An article from TIME that everyone’s linking to
Thursday, October 22 2009
You know the one: “How Drug-Industry Lobbyists Got Their Way On Health Care“, by Karen Tumulty and Michael Scherer. It’s worth reading if you’re not familiar with the issue, but there are a couple of aspects important to patients that the authors don’t quite spell out. First, this bit:
But there’s a dilemma: policymakers want to foster cost-saving competition without killing the financial incentives that have put the U.S. biotechnology industry at the vanguard of medical science and without stifling the development of even more drugs that could save lives and eliminate suffering. Finding that equilibrium goes to the question of how long biotech firms should be guaranteed exclusivity, outside the protection of their patents, before copycats can begin using the data they have developed.
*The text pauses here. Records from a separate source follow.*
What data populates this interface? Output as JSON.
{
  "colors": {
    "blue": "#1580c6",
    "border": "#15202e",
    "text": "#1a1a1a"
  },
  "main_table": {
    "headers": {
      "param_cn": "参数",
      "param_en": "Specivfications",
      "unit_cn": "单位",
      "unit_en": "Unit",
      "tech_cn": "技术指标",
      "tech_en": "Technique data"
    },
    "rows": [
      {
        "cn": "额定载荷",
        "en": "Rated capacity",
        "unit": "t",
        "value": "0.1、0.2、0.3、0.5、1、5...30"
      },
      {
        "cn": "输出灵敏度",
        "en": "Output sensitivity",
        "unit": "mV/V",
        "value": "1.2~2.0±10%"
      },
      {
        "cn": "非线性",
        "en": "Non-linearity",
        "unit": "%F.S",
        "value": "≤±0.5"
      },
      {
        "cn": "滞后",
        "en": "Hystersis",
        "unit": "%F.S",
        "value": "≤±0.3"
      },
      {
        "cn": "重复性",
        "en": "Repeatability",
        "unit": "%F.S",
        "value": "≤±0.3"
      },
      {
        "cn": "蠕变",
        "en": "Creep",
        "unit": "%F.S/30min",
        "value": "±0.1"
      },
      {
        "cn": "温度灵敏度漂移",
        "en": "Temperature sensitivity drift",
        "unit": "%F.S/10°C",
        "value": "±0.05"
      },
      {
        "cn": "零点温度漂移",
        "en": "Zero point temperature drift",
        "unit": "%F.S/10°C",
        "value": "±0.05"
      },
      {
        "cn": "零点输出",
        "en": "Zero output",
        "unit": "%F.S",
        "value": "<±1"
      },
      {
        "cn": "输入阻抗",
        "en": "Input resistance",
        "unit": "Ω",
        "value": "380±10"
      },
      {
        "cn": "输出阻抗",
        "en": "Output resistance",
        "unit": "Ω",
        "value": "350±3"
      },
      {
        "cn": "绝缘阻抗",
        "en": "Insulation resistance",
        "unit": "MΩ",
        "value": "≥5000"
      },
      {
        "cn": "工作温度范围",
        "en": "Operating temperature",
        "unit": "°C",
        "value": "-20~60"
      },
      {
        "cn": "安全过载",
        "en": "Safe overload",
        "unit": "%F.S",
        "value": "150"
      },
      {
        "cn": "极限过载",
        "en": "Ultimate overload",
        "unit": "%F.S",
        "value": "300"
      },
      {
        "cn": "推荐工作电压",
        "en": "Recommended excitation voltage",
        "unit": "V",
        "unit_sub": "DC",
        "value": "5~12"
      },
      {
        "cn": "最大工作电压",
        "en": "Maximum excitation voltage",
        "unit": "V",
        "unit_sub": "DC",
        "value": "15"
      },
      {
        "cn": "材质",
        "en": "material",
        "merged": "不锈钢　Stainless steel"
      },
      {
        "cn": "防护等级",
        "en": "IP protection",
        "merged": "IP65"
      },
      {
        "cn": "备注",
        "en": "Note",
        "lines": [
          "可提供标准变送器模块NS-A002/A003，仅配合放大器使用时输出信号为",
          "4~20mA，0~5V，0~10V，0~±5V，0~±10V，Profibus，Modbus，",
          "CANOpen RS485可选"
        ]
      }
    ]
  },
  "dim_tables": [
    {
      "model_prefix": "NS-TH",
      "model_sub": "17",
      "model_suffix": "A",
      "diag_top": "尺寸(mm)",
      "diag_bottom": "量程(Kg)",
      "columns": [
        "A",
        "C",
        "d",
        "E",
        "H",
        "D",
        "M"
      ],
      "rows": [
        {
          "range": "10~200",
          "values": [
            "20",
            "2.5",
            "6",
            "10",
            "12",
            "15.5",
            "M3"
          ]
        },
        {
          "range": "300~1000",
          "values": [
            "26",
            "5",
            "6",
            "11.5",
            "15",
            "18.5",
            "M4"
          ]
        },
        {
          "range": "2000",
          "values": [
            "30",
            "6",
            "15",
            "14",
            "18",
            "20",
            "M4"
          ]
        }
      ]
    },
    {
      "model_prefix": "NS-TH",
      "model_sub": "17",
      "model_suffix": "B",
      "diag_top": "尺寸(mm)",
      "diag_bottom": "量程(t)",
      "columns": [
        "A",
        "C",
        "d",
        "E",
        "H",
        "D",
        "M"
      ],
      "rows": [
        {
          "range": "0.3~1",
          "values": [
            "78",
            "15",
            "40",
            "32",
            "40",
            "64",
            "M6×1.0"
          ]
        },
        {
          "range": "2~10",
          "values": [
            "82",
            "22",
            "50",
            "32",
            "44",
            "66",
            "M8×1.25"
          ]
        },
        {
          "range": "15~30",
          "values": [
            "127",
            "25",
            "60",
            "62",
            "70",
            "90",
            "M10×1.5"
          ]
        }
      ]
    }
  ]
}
This is a somewhat misleading way of framing the dynamic. On the one hand, yes – patents guarantee profits, which spurs companies to innovate. But their innovations are not necessarily a net benefit to social welfare. Take the example of Remicade, J&J’s blockbuster biologic for Crohn’s, RA, psoriasis, etc. It made billions of dollars for the company, and led other companies to innovate new drugs, eg. Humira, Enbrel, Cimzia. Even though the new drugs are technically new, they all use the same basic mechanism; they’re all anti-TNF-α antibodies, which means they all work about the same and have about the same risks.
Biomedicine is so complex that each company can create a drug just different enough from the others to be awarded a patent, which protects them from generics and guarantees their ability to demand high prices. Then they market the drug to patients and doctors as if it’s the latest and the greatest. So the drugs all have patents, they are all expensive, and they all do pretty much the same thing: how is this situation better for consumers than were generics made legal? It’s not, as far as I can tell.
Moreover, the same companies ignored or abandoned promising research in other biologic and non-biologic therapies, and focused on the guaranteed profits from anti-TNF-α. If you can’t get TSO or J695 or LDN for your Crohn’s, it’s because there’s sure money in anti-TNF-α. Other drugs are slightly more risky from a financial perspective, even if they might ultimately be better for patients. There’s every reason to think that if we guarantee profits in biologics, that’s what we’re going to get. There’s no reason to think we’ve exhausted the possibilities of conventional therapies for most diseases, and biologics bring a whole new profile of side effects and risks that we are still learning about.
Second, there’s this bit:
That means it can be hard to find a truly independent viewpoint, though it often requires deep digging into the finances of advocacy groups to discover their ties. In July, one calling itself the National Health Council wrote letters to members of Congress “on behalf of 133 million Americans” asking for a minimum of 10 years of data exclusivity. The group boasts a membership that includes 50 of the nation’s largest patient-advocacy groups, including the American Cancer Society, Easter Seals and the National Kidney Foundation. But its board of directors reads like a Who’s Who of top pharmaceutical executives from Amgen, Pfizer, Novartis and Bristol Myers Squibb. Its 2007 tax filings show that almost half its $2.3 million budget came from PhRMA and drug companies.
This also means that when the ACS, Easter Seals, and Kidney Foundation talk about health reform – if ever – they do it with influence from the pharmaceutical industry. (Along the same lines, you might re-read this post about the National Patient Advocacy Foundation.) Which is to say, we can’t really trust advocacy organizations to speak solely for our interests of patients. Virtually all of them get money from pharmaceutical companies, and for many that is the largest source of funding. Many of them include pharmaceutical executives on their boards or advisory councils.
It is entirely likely that you will more for your medicine – a lot more – because your organizations were unable to stand up to Pharma. This is why it’s so important that patients speak up, make themselves heard, and don’t wait for their disease’s organizations to do it for them. They won’t. They can’t.